Allah juga berfirman dalam ayat yang lain, “Hai orang-orang yang beriman, peliharalah dirimu dan keluargamu dari api neraka yang bahan bakarnya adalah manusia dan batu; penjaganya malaikat-malaikat yang kasar, keras, dan tidak mendurhakai Allah terhadap apa yang diperintahkan-Nya kepada mereka dan selalu mengerjakan apa yang diperintahkan.” (QS At-Tahrim [66]: 6).
Islam memandang setiap masalah dari akar penyebabnya, masalah pola asuh anak melibatkan berbagai elemen kehidupan yang bersinergi dengan adanya tiga pilar antara keluarga, masyarakat dan negara, semuanya saling terintegrasi satu sama lain. Hal apa saja yang perlu dipersiapkan?
Pertama, kesiapan pasangan yang akan menikah dengan pembekalan ilmu pranikah yang mumpuni dan setelah menikah dibekali khazanah keilmuan dan tsaqafah tentang kehidupan berumah tangga serta sistem pola asuh anak dari kandungan sampai baligh.
Dilengkapi juga tentang hakikat rezeki untuk pernafkahan dan asal muasal datangnya rezeki harus halal serta ikhtiar memperoleh rezekinya harus benar menurut Allah.
Kedua, pengenalan baik buruk pada anak sedari dini sampai menjelang baligh (mumayyiz) lanjut periode baligh yang sudah terbebani pelaksanaan hukum syarak (mukallaf) dan menyadari akan semua pilihannya yang kemudian akan dimintai pertanggung jawaban di dunia dan akhirat kelak.
Ketiga, mempersiapkan lingkungan islami dimana anak berinteraksi dengan lingkungan internal dan esksternal selain keluarga intinya. Selain mempersiapkan anak yang berkepribadian Islam, masyarakat dengan dasar ketakwaan individu yang hidup dilingkungan tersebut akan saling menjaga dan tercipta budaya aktivitas amar makruf nahi mungkar.
Masyarakat akan menjadi contoh kedua selain keluarga dan islam menjaga perkara ini dengan banyaknya kajian islami sebagai benteng masuknya budaya dan pemikiran diluar Islam.
Keempat, pilar penentu untuk menjembatani keluarga dan masyarakat dari masuknya pengaruh asing dan pemikiran selain Islam dibutuhkan peran negara pembuat kebijakan dan terjun langsung mengurusi ummat.

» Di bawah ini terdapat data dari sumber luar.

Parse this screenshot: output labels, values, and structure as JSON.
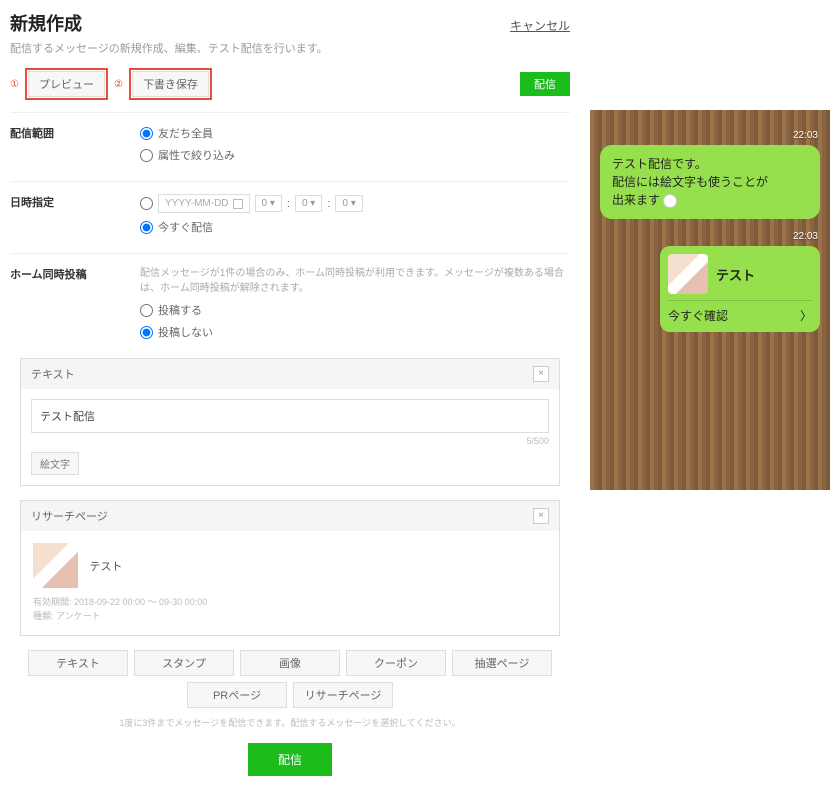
{
  "header": {
    "title": "新規作成",
    "cancel": "キャンセル",
    "subtitle": "配信するメッセージの新規作成、編集、テスト配信を行います。"
  },
  "top_actions": {
    "num1": "①",
    "num2": "②",
    "preview": "プレビュー",
    "save_draft": "下書き保存",
    "send": "配信"
  },
  "range": {
    "label": "配信範囲",
    "opt1": "友だち全員",
    "opt2": "属性で絞り込み"
  },
  "schedule": {
    "label": "日時指定",
    "date_placeholder": "YYYY-MM-DD",
    "h": "0",
    "m": "0",
    "s": "0",
    "opt_now": "今すぐ配信"
  },
  "timeline": {
    "label": "ホーム同時投稿",
    "hint": "配信メッセージが1件の場合のみ、ホーム同時投稿が利用できます。メッセージが複数ある場合は、ホーム同時投稿が解除されます。",
    "opt_post": "投稿する",
    "opt_nopost": "投稿しない"
  },
  "text_panel": {
    "head": "テキスト",
    "value": "テスト配信",
    "char_count": "5/500",
    "emoji_btn": "絵文字"
  },
  "research_panel": {
    "head": "リサーチページ",
    "title": "テスト",
    "period": "有効期間: 2018-09-22 00:00 ～ 09-30 00:00",
    "type": "種類: アンケート"
  },
  "buttons": {
    "b1": "テキスト",
    "b2": "スタンプ",
    "b3": "画像",
    "b4": "クーポン",
    "b5": "抽選ページ",
    "b6": "PRページ",
    "b7": "リサーチページ",
    "hint": "1度に3件までメッセージを配信できます。配信するメッセージを選択してください。"
  },
  "bottom": {
    "send": "配信"
  },
  "preview": {
    "time1": "22:03",
    "msg1_l1": "テスト配信です。",
    "msg1_l2": "配信には絵文字も使うことが",
    "msg1_l3": "出来ます",
    "time2": "22:03",
    "card_title": "テスト",
    "card_btn": "今すぐ確認",
    "arrow": "〉"
  }
}
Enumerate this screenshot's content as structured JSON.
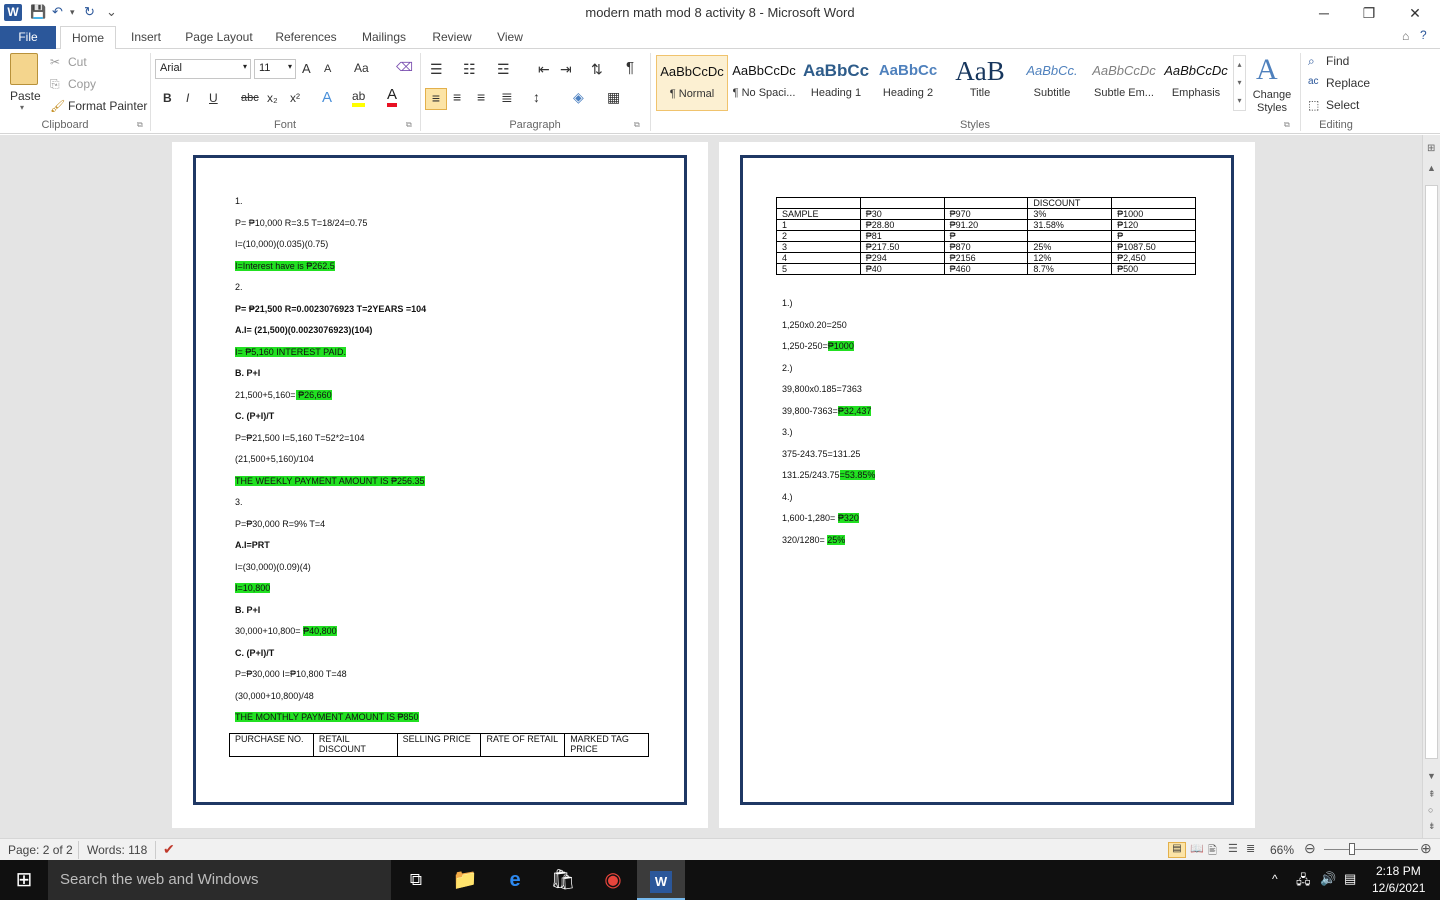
{
  "window": {
    "title": "modern math mod 8 activity 8  -  Microsoft Word",
    "minimize": "─",
    "restore": "❐",
    "close": "✕"
  },
  "tabs": [
    "File",
    "Home",
    "Insert",
    "Page Layout",
    "References",
    "Mailings",
    "Review",
    "View"
  ],
  "clipboard": {
    "paste": "Paste",
    "cut": "Cut",
    "copy": "Copy",
    "format_painter": "Format Painter",
    "label": "Clipboard"
  },
  "font": {
    "name": "Arial",
    "size": "11",
    "label": "Font",
    "grow": "A",
    "shrink": "A",
    "case": "Aa",
    "bold": "B",
    "italic": "I",
    "underline": "U",
    "strike": "abc",
    "sub": "x₂",
    "sup": "x²"
  },
  "paragraph": {
    "label": "Paragraph",
    "pilcrow": "¶"
  },
  "styles": {
    "label": "Styles",
    "items": [
      {
        "sample": "AaBbCcDc",
        "name": "¶ Normal"
      },
      {
        "sample": "AaBbCcDc",
        "name": "¶ No Spaci..."
      },
      {
        "sample": "AaBbCc",
        "name": "Heading 1"
      },
      {
        "sample": "AaBbCc",
        "name": "Heading 2"
      },
      {
        "sample": "AaB",
        "name": "Title"
      },
      {
        "sample": "AaBbCc.",
        "name": "Subtitle"
      },
      {
        "sample": "AaBbCcDc",
        "name": "Subtle Em..."
      },
      {
        "sample": "AaBbCcDc",
        "name": "Emphasis"
      }
    ],
    "change": "Change Styles"
  },
  "editing": {
    "label": "Editing",
    "find": "Find",
    "replace": "Replace",
    "select": "Select"
  },
  "page1": {
    "lines": [
      {
        "t": "1."
      },
      {
        "t": "P= ₱10,000    R=3.5            T=18/24=0.75"
      },
      {
        "t": "I=(10,000)(0.035)(0.75)"
      },
      {
        "t": "I=Interest have is  ₱262.5",
        "hl": true
      },
      {
        "t": "2."
      },
      {
        "t": "P= ₱21,500    R=0.0023076923      T=2YEARS =104",
        "b": true
      },
      {
        "t": "A.I= (21,500)(0.0023076923)(104)",
        "b": true
      },
      {
        "t": "   I= ₱5,160 INTEREST PAID.",
        "hl": true
      },
      {
        "t": "B. P+I",
        "b": true
      },
      {
        "pre": "21,500+5,160=",
        "t": " ₱26,660",
        "hl": true
      },
      {
        "t": "C. (P+I)/T",
        "b": true
      },
      {
        "t": "P=₱21,500    I=5,160                    T=52*2=104"
      },
      {
        "t": "(21,500+5,160)/104"
      },
      {
        "t": "THE WEEKLY PAYMENT AMOUNT IS ₱256.35",
        "hl": true
      },
      {
        "t": "3."
      },
      {
        "t": "P=₱30,000    R=9%            T=4"
      },
      {
        "t": "A.I=PRT",
        "b": true
      },
      {
        "t": "I=(30,000)(0.09)(4)"
      },
      {
        "t": "I=10,800",
        "hl": true
      },
      {
        "t": "B. P+I",
        "b": true
      },
      {
        "pre": "30,000+10,800= ",
        "t": "₱40,800",
        "hl": true
      },
      {
        "t": "C. (P+I)/T",
        "b": true
      },
      {
        "t": "P=₱30,000    I=₱10,800      T=48"
      },
      {
        "t": "(30,000+10,800)/48"
      },
      {
        "t": "THE MONTHLY PAYMENT AMOUNT IS ₱850",
        "hl": true
      }
    ],
    "table_headers": [
      "PURCHASE NO.",
      "RETAIL DISCOUNT",
      "SELLING PRICE",
      "RATE OF RETAIL",
      "MARKED TAG PRICE"
    ]
  },
  "page2": {
    "table_rows": [
      [
        "",
        "",
        "",
        "DISCOUNT",
        ""
      ],
      [
        "SAMPLE",
        "₱30",
        "₱970",
        "3%",
        "₱1000"
      ],
      [
        "1",
        "₱28.80",
        "₱91.20",
        "31.58%",
        "₱120"
      ],
      [
        "2",
        "₱81",
        "₱",
        "",
        "₱"
      ],
      [
        "3",
        "₱217.50",
        "₱870",
        "25%",
        "₱1087.50"
      ],
      [
        "4",
        "₱294",
        "₱2156",
        "12%",
        "₱2,450"
      ],
      [
        "5",
        "₱40",
        "₱460",
        "8.7%",
        "₱500"
      ]
    ],
    "lines": [
      {
        "t": "1.)"
      },
      {
        "t": "1,250x0.20=250"
      },
      {
        "pre": "1,250-250=",
        "t": "₱1000",
        "hl": true
      },
      {
        "t": "2.)"
      },
      {
        "t": "39,800x0.185=7363"
      },
      {
        "pre": "39,800-7363=",
        "t": "₱32,437",
        "hl": true
      },
      {
        "t": "3.)"
      },
      {
        "t": "375-243.75=131.25"
      },
      {
        "pre": "131.25/243.75",
        "t": "=53.85%",
        "hl": true
      },
      {
        "t": "4.)"
      },
      {
        "pre": "1,600-1,280= ",
        "t": "₱320",
        "hl": true
      },
      {
        "pre": "320/1280= ",
        "t": "25%",
        "hl": true
      }
    ]
  },
  "status": {
    "page": "Page: 2 of 2",
    "words": "Words: 118",
    "zoom": "66%"
  },
  "taskbar": {
    "search": "Search the web and Windows",
    "time": "2:18 PM",
    "date": "12/6/2021"
  }
}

Serta memfasilitasi berbagai kemudahan dari terjaminnya pendidikan yang bermutu, kesehatan yang memadai, murah bahkan gratis.
Karena melimpahnya sumber daya alam hayati dan non hayati yang dikelola langsung oleh negara dan dimanfaatkan sebanyak-banyaknya untuk kesejahteraan rakyat.
Selain itu, negara penjaga akidah islamiah yang lurus dan memberikan pembinaan tsaqofah pada rakyatnya dan menjaga pola pikir masyarakat dari pelbagai gempuran budaya dan ajaran yang tidak sesuai syariat Islam.
Terkait kasus pidana, negara memberikan sanksi tegas berefek jera kepada pelaku dan berpikir ulang jika mau melakukan lagi atau menduplikasi kasus pidananya berupa zawajir (pencegah) dan Jawabir (penebus dosa).
Terakhir, negara menjadi garda terdepan dari serangan fisik negera lain yang mengganggu stabilitas negara dengan kemandirian finansial dan kedaulatan mutlak.
Keempat faktor diatas gambaran solusi solutif pola pengasuhan menurut sudut pandang islam, membutuhkan substansi pemerintahan yang khas yang sesuai dengan apa yang dicontohkan oleh Rasulullah, yakni kekhilafahan dengan menerapkan Islam kaffah dalam menyelesaikan problematika kehidupan.
Sepatutnya kita menjadikan aturan illahi yang menaungi alam semesta tampat dimana kita hidup didalamnya dengan keluarga kita dan terciptanya ta’awun dan fastabhiqul khayrat.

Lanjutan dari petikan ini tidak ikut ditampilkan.